In contrast, White House spokesman Ari Fleischer arrived at Monday's press briefing armed with several paragraphs' worth of recent congressional action to tout - from passage of the wartime supplemental appropriations bill, which Bush will sign Wednesday, to passage of the National Amber Alert System, aimed at protecting children.

Of course, the first President Bush faced a Congress controlled by opposition Democrats, while the current president has a Congress controlled by his own Republican Party. And for now, Bush can go along with the view that the GOP is working, more or less, from one playbook - even though a crucial handful of Republican senators balked at Bush's proposed $726 billion tax cut and have a commitment from an influential GOP senator to limit the tax cut to $350 billion.

If Bush finds his party's moderates too balky, effectively denying him control of the Senate, he may resort to a new version of "triangulation," turning the House against the Senate if it won't pass a big enough tax cut.

"He's a good politician," says Stephen Wayne, a government professor at Georgetown University. "He has the bully pulpit."

The bottom line, says an aide to a Republican senator who opposes the full tax cut, is that Bush truly has to address the sluggish economy, which threatens to dip into a second recession.

"National security is more critical than in '92," says the aide. "But the Achilles' heel of this administration is its perceived preference for the wealthy, which then becomes exacerbated if there's a weak economy."

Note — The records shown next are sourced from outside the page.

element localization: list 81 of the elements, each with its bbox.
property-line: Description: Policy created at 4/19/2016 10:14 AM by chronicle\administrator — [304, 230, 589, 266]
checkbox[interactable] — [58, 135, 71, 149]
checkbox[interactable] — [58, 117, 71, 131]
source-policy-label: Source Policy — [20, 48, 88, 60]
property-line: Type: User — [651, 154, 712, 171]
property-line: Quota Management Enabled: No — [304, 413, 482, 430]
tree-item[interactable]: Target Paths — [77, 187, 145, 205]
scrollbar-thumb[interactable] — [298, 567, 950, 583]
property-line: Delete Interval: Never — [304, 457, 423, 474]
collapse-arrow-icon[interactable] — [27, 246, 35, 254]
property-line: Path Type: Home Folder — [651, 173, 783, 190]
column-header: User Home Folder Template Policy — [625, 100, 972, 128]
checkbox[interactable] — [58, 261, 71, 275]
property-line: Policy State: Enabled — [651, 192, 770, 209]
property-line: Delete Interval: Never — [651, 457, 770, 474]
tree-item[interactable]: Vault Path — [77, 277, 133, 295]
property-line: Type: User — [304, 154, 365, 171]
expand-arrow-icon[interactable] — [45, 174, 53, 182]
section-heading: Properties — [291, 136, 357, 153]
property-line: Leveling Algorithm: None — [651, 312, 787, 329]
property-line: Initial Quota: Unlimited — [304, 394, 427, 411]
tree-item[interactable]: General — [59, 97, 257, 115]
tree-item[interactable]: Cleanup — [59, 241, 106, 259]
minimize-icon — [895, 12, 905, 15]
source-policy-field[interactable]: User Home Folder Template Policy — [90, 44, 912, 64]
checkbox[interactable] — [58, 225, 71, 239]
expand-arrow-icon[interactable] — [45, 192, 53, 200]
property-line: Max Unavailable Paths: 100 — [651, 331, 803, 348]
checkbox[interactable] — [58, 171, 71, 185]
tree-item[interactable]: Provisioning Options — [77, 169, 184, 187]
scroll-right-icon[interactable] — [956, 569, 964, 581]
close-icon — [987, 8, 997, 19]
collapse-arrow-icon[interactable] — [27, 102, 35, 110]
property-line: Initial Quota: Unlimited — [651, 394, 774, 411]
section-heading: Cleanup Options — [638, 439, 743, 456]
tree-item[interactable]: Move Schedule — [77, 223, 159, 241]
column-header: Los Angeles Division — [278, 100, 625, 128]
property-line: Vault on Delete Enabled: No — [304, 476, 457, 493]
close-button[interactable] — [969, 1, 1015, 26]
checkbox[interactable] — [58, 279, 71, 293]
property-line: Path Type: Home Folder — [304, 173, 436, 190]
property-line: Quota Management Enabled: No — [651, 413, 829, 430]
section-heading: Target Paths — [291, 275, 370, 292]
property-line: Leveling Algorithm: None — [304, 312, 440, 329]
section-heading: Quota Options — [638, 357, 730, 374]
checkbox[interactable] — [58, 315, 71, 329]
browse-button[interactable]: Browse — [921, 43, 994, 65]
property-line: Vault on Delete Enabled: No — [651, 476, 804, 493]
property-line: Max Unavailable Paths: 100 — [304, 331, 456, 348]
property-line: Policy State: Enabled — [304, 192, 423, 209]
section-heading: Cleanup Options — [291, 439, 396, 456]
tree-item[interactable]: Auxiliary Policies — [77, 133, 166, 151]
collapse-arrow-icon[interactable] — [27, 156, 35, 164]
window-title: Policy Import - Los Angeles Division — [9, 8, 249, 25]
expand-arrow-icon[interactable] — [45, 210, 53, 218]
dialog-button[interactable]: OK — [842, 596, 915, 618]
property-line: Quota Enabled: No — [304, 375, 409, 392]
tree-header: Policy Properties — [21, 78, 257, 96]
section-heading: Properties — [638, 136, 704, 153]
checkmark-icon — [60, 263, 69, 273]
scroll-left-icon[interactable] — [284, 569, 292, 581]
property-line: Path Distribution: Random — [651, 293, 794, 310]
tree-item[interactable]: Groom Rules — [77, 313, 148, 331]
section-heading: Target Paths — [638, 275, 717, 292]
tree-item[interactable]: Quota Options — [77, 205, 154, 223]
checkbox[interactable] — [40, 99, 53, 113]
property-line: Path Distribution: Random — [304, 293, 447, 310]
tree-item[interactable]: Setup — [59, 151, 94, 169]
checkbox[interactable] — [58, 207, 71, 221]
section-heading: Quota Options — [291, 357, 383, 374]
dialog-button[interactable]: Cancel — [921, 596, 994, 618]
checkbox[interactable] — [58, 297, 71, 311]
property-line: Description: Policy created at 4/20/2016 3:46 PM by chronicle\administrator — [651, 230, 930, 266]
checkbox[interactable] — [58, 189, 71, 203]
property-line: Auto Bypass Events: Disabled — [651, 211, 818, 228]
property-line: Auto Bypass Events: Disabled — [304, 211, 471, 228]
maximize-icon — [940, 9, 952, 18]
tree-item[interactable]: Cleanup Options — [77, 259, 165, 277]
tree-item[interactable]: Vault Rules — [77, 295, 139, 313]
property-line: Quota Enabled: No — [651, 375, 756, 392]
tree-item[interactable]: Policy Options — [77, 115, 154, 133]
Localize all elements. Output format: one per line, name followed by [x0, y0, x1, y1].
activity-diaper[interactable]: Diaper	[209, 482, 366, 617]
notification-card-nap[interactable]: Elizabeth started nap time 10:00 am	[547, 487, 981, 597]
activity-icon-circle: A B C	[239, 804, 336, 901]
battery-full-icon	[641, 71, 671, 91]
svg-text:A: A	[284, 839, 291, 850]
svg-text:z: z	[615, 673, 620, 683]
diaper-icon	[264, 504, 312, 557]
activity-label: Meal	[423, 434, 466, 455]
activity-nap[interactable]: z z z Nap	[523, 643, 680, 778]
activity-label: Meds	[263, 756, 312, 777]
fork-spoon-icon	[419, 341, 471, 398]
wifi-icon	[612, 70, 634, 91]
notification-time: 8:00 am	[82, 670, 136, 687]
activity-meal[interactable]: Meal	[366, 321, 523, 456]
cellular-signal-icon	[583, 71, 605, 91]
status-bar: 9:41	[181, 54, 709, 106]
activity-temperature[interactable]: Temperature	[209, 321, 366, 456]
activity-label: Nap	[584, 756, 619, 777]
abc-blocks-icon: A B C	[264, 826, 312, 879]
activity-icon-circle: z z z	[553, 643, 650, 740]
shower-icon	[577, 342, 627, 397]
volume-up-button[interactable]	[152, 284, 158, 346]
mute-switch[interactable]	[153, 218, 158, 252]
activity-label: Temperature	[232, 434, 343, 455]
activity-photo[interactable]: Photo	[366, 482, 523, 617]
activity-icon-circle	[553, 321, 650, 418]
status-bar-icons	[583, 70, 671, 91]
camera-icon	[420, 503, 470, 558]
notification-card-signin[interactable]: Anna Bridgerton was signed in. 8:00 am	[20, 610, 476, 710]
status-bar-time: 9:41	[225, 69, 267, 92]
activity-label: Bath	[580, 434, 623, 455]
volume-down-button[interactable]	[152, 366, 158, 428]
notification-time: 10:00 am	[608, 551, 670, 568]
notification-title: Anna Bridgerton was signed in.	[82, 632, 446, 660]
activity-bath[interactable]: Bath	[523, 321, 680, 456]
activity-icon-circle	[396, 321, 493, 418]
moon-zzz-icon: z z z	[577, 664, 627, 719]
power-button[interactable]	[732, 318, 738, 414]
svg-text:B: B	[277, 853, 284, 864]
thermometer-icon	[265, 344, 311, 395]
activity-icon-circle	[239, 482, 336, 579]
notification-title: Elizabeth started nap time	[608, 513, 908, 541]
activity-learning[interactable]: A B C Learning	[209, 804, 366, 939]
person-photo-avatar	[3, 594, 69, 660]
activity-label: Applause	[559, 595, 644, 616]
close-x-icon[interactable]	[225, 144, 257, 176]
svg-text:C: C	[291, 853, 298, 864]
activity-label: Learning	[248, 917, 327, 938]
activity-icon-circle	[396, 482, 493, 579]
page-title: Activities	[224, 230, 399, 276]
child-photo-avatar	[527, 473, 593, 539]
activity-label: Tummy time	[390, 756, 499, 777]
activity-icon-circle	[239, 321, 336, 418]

And even if Bush can score points on Iraq against the Democrats, who are deeply divided over the war, the Democrats can collectively pound Bush over his domestic agenda. Bush knows the best defense is a good offense: At his speech before ASNE, Rove highlighted the economy, Medicare and health care, education, and welfare reform. He also predicted a "close, competitive" race in 2004.

For now, the war seems to have given Bush a lift even on economic matters. According to the latest Christian Science Monitor/TIPP poll, consumer confidence in early April jumped by more than 7 points compared to a month earlier. The poll's economic-optimism index went from a slightly negative reading of 48.8 in March to a modestly upbeat 56.4 in April.

Other polls show Bush's approval ratings getting a boost into the 70 percent range, increasing even in his handling of the economy. The latest Wall Street Journal/NBC poll shows that a plurality of Americans approve of how Bush is managing the economy, 49 percent to 42 percent.

But despite the polls, this Bush White House won't rest easy. Bush's aides know that as memories of the Iraq successes fade, and the US gets into the trickier process of trying to establish a democracy in Iraq, Americans could slip into a "what have you done for me lately" attitude. And, analysts agree, it's way too early to predict the outcome of the 2004 election.